New Solution to Junk Email Problem
I have always had a real problem with all the junk email that I receive.
Lately it has just been getting worse...
I tried bluebottle.com with their challenge response email and I thought I liked it at first, but the problem is that there are some emails that I want to get that the company or person will not click on the link.
So this means that I have to end up going to the site and searching through the junk mail anyway.
It does work pretty good if you know you don't want to read anything that is sent there if the person does not reply to the challenge response email that is sent to them.
For example if your just posting your email address on a website or something like that, then it works great.

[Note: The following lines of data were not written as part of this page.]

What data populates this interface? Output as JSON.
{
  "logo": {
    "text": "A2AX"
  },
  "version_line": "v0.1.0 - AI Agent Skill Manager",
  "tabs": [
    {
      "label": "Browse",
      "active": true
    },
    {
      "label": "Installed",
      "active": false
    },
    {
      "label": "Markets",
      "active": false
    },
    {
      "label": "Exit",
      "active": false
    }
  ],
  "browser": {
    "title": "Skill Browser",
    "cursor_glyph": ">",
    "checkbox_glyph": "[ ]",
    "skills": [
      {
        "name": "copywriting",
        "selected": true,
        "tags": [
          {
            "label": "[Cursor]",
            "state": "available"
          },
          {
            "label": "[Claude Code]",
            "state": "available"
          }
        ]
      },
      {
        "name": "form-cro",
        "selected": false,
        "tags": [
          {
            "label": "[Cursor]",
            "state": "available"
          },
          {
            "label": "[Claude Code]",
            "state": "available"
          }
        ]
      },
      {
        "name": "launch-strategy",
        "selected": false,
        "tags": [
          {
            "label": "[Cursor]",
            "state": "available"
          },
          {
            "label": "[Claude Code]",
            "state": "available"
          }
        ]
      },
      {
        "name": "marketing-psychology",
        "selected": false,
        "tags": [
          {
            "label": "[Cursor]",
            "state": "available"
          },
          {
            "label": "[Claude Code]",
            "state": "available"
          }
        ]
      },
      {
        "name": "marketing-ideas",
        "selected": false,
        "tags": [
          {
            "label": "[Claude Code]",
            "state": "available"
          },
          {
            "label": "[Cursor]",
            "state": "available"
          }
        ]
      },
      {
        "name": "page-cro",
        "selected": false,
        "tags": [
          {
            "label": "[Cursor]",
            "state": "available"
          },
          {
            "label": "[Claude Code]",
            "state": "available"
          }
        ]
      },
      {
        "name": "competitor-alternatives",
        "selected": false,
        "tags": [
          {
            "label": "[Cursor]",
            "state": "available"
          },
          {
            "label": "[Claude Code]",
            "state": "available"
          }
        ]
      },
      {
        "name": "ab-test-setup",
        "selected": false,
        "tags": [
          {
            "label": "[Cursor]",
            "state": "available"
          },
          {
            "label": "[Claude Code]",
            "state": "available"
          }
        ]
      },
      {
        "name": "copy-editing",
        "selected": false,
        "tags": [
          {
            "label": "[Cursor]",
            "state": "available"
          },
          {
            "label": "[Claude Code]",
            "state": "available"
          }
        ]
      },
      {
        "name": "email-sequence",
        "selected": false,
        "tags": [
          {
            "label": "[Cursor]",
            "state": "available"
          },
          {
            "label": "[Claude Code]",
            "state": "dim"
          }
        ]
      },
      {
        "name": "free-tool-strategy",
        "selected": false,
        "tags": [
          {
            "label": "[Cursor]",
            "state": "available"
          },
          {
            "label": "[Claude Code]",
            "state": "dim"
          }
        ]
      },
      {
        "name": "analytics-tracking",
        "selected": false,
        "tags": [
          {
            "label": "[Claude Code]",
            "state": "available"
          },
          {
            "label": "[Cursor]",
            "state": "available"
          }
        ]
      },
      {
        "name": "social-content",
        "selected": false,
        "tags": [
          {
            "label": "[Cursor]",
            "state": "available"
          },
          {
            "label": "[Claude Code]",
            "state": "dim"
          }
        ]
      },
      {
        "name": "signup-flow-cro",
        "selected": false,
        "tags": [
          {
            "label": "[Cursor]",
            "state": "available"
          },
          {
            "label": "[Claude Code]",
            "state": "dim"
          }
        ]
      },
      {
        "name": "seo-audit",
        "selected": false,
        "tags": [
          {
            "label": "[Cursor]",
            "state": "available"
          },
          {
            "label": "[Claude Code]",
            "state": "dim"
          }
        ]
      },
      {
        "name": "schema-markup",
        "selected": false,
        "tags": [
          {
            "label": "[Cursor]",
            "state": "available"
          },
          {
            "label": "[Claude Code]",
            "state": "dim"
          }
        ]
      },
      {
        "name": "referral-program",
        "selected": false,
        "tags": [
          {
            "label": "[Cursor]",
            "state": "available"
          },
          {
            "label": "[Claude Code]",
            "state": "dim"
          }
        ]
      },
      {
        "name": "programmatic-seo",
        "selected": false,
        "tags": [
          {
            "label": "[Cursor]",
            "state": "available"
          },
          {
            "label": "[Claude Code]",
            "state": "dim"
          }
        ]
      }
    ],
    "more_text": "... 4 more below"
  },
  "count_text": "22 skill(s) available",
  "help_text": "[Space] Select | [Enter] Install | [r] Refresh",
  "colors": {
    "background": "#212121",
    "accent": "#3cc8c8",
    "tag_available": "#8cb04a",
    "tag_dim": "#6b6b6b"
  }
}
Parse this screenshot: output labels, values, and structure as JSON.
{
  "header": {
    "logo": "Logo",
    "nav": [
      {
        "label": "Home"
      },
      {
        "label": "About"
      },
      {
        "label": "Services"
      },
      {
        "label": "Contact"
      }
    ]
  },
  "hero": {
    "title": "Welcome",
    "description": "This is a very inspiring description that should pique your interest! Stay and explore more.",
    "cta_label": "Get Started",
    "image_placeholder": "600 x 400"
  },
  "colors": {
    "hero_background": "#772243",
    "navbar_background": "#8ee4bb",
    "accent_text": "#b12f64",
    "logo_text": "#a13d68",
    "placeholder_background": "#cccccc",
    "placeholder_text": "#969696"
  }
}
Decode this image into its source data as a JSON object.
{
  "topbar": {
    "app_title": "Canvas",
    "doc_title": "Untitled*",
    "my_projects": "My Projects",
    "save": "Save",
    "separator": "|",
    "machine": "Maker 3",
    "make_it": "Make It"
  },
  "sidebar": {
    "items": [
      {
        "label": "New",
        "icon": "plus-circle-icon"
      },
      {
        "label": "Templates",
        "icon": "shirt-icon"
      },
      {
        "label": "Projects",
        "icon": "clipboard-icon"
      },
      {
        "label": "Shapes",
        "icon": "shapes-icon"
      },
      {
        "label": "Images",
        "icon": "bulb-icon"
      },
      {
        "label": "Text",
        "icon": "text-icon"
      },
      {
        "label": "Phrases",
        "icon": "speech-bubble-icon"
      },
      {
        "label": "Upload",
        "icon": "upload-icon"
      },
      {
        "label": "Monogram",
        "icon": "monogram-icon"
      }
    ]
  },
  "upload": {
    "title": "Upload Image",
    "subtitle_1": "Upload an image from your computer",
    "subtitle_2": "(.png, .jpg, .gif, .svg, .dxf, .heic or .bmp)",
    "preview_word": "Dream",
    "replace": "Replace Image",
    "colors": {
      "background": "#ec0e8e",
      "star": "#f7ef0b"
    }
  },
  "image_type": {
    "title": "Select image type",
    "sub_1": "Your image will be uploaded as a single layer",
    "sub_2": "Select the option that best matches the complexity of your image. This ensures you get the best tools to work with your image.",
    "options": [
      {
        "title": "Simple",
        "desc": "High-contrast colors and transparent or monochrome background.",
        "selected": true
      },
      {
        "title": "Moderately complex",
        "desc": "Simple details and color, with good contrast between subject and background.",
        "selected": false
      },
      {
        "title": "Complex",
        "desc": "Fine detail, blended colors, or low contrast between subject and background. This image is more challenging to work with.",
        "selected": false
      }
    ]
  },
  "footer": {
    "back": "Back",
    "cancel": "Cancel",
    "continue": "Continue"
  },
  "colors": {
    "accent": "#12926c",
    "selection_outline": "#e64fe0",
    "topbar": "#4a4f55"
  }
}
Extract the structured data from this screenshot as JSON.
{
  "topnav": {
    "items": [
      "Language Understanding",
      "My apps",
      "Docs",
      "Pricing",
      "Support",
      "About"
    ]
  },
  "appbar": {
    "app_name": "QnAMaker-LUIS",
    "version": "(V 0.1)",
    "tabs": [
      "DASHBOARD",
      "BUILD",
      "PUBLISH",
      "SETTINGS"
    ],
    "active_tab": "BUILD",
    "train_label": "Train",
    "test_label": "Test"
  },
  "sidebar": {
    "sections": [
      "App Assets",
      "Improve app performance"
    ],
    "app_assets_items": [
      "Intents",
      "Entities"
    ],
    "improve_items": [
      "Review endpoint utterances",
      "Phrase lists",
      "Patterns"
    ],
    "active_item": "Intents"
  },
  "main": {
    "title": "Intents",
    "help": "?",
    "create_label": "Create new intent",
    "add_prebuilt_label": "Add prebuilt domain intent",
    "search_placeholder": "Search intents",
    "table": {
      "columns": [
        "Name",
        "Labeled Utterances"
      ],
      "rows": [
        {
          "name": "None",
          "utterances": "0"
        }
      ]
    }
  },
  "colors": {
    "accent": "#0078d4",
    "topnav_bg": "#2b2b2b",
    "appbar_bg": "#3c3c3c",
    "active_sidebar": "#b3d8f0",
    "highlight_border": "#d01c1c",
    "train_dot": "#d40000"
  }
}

But then I made the mistake of using it to contact some customer service departments and a couple other things like that. These people don't answer the reply email they get so now I have to search through the junk to see if there is one of these emails in there.
Then bluebottle started charging for their free email, and inbox.com came out with the exact same service for free, so I thought about switching to inbox.com
But then I read someone talking about how great Google Gmail was...
I didn't think a whole lot about it until I looked in one of my old gmail accounts and there were a dozen messages or so in my inbox, and there were a few thousand in the spam folder.
Then I started thinking hey, that was pretty good.
I checked Gmails site and found this:
http://www.google.com/mail/help/fightspam/spamexplained.html
Community clicks
Gmail users play an important role in keeping spammy messages out of millions of inboxes. When the Gmail community votes with their clicks to report a particular email as spam, our system quickly learns to start blocking similar messages. The more spam the community marks, the smarter our system becomes. Quick adaptation
The same advanced computing infrastructure that powers Google search also tunes our spam filters. As new spam data is released, the scale of Google's computer network allows us to quickly modify Gmail's spam-fighting algorithms. It's often a matter of minutes between the time a spammer sends out a new type of junk mail and when it's blocked from Gmail accounts.
So they actually listen to what people are telling them, and then react fast enough to make it work.
I can also use a pop3 email client to collect my email on my desktop, which is so much faster.
So I am setting up a junk email account on Gmail and I am going to try it out to see how it works at keeping all the spam I don't want to read out of my inbox.